Josie removed her hands from her pockets, where they usually lived, and clasped them in front of her, waist-level. "Oh Irish! Irish did you do Irish?"

"We! Went! To! A! Play!" My stomach muscles were hurting from shouting, and I'm certain everyone on the first and second floors were happy to hear that I'd gone out to a show.

"Ah, I used to do that," Josie said, with some sadness in her voice. "Irish Irish Irish now. Irish."

So I gathered that Josie once went out, and now doesn't, and misses going out. Now she roams the staircases and lobby of a single building in Inwood, in upper Manhattan, and scares the shit out of all the inhabitants. Never occurred to me before that she'd had a life, let alone a nightlife, before she became a decaying wraith.

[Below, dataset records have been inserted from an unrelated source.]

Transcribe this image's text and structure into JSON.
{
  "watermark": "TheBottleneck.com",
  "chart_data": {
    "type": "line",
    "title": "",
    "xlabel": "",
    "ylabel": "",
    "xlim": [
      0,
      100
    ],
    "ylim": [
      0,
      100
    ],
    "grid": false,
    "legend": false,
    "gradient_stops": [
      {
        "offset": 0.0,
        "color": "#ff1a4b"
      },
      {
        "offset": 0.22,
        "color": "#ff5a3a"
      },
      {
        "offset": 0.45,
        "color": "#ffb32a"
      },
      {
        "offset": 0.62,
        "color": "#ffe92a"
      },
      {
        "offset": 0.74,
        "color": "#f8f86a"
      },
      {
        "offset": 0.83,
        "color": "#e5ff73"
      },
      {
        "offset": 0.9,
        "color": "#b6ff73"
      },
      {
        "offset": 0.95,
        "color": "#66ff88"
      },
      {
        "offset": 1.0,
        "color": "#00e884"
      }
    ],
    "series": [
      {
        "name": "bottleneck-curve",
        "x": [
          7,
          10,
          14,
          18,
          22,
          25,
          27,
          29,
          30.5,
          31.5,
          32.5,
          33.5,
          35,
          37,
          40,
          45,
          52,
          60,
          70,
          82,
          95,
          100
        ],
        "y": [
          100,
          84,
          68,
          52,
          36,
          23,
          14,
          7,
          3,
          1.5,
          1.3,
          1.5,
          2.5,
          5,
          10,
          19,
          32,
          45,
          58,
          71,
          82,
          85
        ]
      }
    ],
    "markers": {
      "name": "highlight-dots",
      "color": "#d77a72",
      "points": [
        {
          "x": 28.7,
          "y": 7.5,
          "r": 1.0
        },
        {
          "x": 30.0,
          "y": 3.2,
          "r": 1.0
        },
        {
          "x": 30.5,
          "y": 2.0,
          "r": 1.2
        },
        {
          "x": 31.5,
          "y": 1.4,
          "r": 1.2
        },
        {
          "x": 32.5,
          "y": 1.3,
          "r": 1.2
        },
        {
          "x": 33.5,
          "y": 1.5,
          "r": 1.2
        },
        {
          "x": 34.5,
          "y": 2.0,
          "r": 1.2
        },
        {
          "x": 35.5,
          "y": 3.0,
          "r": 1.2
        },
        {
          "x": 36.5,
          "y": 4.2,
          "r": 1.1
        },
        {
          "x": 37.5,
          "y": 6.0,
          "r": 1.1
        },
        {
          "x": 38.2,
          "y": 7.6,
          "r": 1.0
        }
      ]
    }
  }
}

I did my usual, awkward, "Well! See! You!" accompanied by a lame wave of one hand and a flick of a smile, then dashed upstairs to see if Waffles had managed to kill himself in some dreadful and dramatic way (I spend way too much time away from home imagining Waffles pulling a speaker over on himself, or jumping out of an open window, or choking on his food), and instead was ankle-attacked by a very spazzed-out Dachshund. A few minutes later, Greg came in, and... whatever.

And Greg and I decided the reason we liked the second and third parts of The Brother/Sister Plays is because they were unexpected. The reason we didn't like the first part is because we knew what to expect.